Parlament

Heidi Reichinnek macht sich für eine Kinder­grundsicherung stark

Heidi Reichinnek mit einem Laptop vor der Glaskuppel des Deutschen Bundestages.

Heidi Reichinnek (Die Linke) war viele Jahre in verschiedenen Bereichen der Jugendhilfe tätig. (DBT/photothek/Xander Heinl)

Heidi Reichinnek ist eine von 257 Frauen im 20. Deutschen Bundestag. Sie arbeitete vor ihrem Einzug in den Bundestag als pädagogische Mitarbeiterin in der Jugendhilfe und ist jetzt Abgeordnete der Fraktion Die Linke. Sie bezeichnet sich selbst als Sozialistin, Feministin und Antifaschistin. Heidi Reichinnek wurde über die Landesliste Niedersachsen in den Bundestag gewählt und ist die jüngste Abgeordnete der Linksfraktion. Zudem ist sie seit drei Jahren eine der beiden Landesvorsitzenden der niedersächsischen Linken.

Warum sie sich parteipolitisch engagiert, bringt sie so auf den Punkt: „Ich interessierte mich schon als Jugendliche für Politik und eine gerechte Gesellschaft. Ganz oben auf der Liste der Dinge, die mich frustrierten, stehen die Hartz-IV-Gesetze, die ich abschaffen möchte.
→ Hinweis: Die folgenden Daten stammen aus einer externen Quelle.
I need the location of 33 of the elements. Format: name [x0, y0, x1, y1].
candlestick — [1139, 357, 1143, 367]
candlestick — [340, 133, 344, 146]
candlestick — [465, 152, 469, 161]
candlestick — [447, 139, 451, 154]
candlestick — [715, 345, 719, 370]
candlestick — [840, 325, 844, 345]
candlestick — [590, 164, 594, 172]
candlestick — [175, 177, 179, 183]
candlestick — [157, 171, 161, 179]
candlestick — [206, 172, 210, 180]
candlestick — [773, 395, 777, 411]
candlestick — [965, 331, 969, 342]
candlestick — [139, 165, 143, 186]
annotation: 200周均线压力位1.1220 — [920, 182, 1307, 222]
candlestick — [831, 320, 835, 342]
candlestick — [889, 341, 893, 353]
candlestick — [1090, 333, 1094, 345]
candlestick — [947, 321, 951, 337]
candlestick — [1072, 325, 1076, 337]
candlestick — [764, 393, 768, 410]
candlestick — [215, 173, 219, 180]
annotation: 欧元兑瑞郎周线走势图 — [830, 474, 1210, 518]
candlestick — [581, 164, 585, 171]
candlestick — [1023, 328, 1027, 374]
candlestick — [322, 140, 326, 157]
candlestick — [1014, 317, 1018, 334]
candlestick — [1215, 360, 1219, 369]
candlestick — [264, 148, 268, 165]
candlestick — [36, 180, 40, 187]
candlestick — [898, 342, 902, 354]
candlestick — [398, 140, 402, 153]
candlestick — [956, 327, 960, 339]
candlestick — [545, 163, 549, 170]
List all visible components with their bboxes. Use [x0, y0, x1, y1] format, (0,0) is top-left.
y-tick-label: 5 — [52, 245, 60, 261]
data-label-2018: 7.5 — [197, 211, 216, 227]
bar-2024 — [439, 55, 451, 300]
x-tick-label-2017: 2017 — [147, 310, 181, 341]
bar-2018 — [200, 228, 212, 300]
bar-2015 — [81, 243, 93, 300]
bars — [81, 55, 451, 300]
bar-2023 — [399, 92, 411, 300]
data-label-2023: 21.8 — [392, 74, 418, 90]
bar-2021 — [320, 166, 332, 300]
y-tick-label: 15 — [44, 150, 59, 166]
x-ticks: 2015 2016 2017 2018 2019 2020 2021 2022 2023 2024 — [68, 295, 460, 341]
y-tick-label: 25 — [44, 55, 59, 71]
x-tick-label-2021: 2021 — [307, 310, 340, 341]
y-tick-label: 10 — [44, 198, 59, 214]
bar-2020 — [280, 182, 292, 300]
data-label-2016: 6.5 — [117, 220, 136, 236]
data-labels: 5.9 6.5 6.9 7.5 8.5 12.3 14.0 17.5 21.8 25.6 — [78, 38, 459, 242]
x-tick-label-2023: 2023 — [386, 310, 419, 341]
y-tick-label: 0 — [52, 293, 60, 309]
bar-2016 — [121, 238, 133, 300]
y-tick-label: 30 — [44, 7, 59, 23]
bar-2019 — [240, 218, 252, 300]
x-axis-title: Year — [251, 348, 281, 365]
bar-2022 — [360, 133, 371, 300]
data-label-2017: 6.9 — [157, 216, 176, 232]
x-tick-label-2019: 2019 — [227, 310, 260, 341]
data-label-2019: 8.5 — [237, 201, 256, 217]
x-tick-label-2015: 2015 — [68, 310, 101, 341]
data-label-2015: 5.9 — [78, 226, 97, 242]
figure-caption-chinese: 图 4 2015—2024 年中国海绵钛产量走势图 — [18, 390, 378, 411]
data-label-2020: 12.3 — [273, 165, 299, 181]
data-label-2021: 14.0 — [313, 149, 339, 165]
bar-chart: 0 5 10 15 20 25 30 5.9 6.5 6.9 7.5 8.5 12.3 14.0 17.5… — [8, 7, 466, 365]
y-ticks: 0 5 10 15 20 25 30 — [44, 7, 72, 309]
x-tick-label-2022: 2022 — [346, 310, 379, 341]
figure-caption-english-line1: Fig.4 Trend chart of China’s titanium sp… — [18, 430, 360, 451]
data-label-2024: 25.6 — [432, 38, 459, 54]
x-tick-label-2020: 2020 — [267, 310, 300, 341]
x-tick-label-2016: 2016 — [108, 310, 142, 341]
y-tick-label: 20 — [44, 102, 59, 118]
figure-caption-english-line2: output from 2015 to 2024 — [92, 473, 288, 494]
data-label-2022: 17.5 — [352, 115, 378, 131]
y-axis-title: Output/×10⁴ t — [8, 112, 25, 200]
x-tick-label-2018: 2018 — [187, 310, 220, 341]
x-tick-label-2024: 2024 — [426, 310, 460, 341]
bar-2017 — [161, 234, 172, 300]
Die Gleichberechtigung von Frauen liegt mir genauso am Herzen wie eine effektive und bessere Kinder- und Jugendhilfe sowie eine Kindergrundsicherung, die arme Familien unterstützt.“

Auslandssemester während der Ägyptischen Revolution

Die aus Sachsen-Anhalt stammende Politikerin trat 2015 in die Partei Die Linke ein. Nach dem Bachelorabschluss an der Universität Halle wechselte sie zur Universität Marburg und absolvierte während des Masterstudiums ein Auslandssemesters in Kairo. „Die Menschen in Ägypten kämpften damals für Brot, Freiheit und soziale Gerechtigkeit und ich war begeistert, was Menschen erreichen können, wenn sie zusammenstehen. Leider war die Revolution, die mehr Demokratie im Land erreichen wollte, am Ende nicht von Erfolg gekrönt“, erinnert sich die Abgeordnete.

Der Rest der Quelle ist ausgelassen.